Hartman’s preference for a certain Marx is also noticeable in his analysis of Empire, the 2000 book by the American literary theorist Michael Hardt and the Italian political philosopher Antonio Negri. “Unlike those academics who viewed Marx as a paradigm provider rather than as a rebel prophet, Hardt and Negri drew inspiration from the revolutionary Marx. Yet they believed capitalism had outlived the Marxist paradigm. Their Marx had been ripped from the material that made his ideas pertinent. Empire is a byproduct of the anti-globalization movement’s detachment from working-class politics.” By the early 21st century, the revolutionary working-class subject, Hartman observes, had been dropped from many readings of Marx in America. The kind of non-materialism espoused by Hardt and Negri’s and other leftisms was righteous but politically lacking, if not altogether toothless: The “American Left at the turn of the millennium,” Hartman writes, “displayed sensibilities rooted in a moral Left tradition going back to abolitionism. The noble goal of the moral Left … has sometimes been achievable. But in confronting neoliberal sovereignty, moral leftism has proven poorly equipped.”
Tantalizingly, the old Marx of labor returns at the end of Hartman’s text. “Although the current strike wave is nowhere near as big as the one in 1934, working-class consciousness is on the rise. Polls show unions are popular for the first time in half a century.” Yet Hartman balks at predicting whether this all will help launch a democratic socialist revolution and finish off capitalism in America. “We may or may not,” he hesitatingly writes, “be living in late capitalism, a once popular phrase among overly optimistic Marxists.” In this respect, Hartman’s in good company, with Fredric Jameson, Slavoj Zizek, and Mark Fisher each having observed, as Jameson put it: “It is easier to imagine an end to the world than an end to capitalism.” Indeed, for Hartman, if capitalism ends, then Marx will, at last, depart; like Holmes and Moriarty they’ll both go over Reichenbach Falls. “[A] truth,” Hartman writes near his text’s end, “revealed by the long history of Marx reception: as long as capitalism persists, Marx cannot be killed.”
Perhaps, then, the political lesson of Karl Marx in America is not so much to be found in the intellectual history of readings of Marx.

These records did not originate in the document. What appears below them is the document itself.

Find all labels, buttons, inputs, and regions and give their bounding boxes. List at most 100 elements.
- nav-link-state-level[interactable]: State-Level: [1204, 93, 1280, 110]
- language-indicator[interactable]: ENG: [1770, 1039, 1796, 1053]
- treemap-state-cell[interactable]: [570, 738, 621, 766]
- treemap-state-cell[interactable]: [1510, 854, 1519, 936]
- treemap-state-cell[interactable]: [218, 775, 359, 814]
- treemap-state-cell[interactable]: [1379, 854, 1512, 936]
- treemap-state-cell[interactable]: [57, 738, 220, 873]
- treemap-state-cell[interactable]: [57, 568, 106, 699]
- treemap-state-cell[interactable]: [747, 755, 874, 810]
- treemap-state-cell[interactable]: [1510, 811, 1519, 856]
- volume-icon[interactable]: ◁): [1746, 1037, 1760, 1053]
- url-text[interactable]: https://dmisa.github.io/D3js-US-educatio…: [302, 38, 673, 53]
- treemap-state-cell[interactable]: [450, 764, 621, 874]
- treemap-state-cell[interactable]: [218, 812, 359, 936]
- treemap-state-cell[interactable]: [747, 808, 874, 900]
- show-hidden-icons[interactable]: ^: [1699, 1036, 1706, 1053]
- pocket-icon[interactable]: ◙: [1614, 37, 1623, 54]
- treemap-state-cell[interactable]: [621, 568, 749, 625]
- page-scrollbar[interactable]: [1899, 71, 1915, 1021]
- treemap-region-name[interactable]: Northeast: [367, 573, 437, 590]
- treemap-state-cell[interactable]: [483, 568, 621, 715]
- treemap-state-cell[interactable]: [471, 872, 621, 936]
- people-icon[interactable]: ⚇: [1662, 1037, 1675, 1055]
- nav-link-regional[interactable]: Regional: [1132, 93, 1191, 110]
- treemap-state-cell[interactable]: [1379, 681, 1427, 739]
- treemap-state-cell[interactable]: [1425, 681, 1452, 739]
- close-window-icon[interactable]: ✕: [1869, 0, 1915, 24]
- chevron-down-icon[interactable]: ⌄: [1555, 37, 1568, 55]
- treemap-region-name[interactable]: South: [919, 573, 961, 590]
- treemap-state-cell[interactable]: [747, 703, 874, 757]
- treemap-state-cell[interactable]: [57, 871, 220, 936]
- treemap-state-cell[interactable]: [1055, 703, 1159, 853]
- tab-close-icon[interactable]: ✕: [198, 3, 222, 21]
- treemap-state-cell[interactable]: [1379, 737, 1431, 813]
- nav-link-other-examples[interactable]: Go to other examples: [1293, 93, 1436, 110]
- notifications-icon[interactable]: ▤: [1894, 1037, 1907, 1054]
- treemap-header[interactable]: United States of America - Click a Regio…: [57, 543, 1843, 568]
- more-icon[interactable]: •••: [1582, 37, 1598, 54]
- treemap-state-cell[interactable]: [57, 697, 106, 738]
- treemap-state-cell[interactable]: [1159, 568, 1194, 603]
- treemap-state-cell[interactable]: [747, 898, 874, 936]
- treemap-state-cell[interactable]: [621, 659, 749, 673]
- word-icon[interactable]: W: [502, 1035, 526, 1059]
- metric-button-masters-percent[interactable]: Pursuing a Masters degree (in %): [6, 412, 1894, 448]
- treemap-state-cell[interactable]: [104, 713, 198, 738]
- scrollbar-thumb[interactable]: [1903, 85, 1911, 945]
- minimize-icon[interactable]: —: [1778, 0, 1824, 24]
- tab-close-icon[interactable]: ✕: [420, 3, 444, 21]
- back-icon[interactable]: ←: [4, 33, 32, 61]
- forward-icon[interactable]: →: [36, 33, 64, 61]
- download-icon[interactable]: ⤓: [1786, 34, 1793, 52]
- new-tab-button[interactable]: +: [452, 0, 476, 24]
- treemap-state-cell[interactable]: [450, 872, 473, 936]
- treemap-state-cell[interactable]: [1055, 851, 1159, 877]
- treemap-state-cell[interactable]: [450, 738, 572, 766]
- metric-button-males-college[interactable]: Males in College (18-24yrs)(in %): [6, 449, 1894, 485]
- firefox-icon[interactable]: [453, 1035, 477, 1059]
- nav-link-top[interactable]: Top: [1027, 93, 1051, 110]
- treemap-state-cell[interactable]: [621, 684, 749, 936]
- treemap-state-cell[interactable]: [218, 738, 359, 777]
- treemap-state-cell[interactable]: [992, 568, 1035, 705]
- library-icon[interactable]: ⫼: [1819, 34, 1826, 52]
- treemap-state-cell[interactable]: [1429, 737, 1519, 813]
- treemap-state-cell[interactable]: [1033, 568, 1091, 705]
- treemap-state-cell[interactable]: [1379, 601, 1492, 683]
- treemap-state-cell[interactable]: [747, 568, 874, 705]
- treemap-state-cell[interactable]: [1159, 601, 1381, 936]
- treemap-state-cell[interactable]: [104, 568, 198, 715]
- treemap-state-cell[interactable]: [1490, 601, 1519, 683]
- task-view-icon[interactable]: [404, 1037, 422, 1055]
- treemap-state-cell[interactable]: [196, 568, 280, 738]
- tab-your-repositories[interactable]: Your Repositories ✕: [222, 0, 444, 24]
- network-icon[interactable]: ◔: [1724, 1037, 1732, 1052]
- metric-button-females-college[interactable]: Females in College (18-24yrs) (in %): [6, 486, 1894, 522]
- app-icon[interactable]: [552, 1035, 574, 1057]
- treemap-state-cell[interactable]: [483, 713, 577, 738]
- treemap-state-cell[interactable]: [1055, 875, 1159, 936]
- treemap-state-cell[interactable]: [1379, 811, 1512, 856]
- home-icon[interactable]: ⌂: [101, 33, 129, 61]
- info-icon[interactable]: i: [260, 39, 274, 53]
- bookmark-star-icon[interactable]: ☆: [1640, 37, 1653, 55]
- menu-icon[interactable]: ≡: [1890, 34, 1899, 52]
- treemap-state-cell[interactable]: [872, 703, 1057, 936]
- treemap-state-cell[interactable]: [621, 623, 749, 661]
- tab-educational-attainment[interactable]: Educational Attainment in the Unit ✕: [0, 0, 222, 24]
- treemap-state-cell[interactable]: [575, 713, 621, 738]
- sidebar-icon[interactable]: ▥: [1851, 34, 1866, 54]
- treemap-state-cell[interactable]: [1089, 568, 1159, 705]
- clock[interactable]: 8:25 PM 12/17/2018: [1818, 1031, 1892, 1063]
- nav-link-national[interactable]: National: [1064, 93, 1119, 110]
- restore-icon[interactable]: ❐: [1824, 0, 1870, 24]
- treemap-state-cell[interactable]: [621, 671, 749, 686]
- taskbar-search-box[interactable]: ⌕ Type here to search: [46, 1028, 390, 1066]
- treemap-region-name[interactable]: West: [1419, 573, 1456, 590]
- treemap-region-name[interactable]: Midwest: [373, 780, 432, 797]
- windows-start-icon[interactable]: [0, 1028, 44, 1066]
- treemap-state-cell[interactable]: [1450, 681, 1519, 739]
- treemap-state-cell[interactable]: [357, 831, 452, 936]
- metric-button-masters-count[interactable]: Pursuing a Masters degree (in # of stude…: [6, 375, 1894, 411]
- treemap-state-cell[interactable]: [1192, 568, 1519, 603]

It instead might be located in the spirit of using Marx, here and now, to finally end Marx booms and busts, thereby putting him to rest. As Gayatri Chakravorty Spivak reminds us in “Global Marx?”: “What is it to ‘know’ what Marx wrote? ‘Knowing’ Marx’s writings preserves the old conviction that the idea of knowledge is knowledge about knowledge… The supplementary task is to try to change the world.” Such practicing of Marxist theory, such exorcising of the subterranean specter of Marx, would accompany the end of capitalism—and perhaps the fulfillment of long-promised and sadly obstructed principles and ideals of the American project.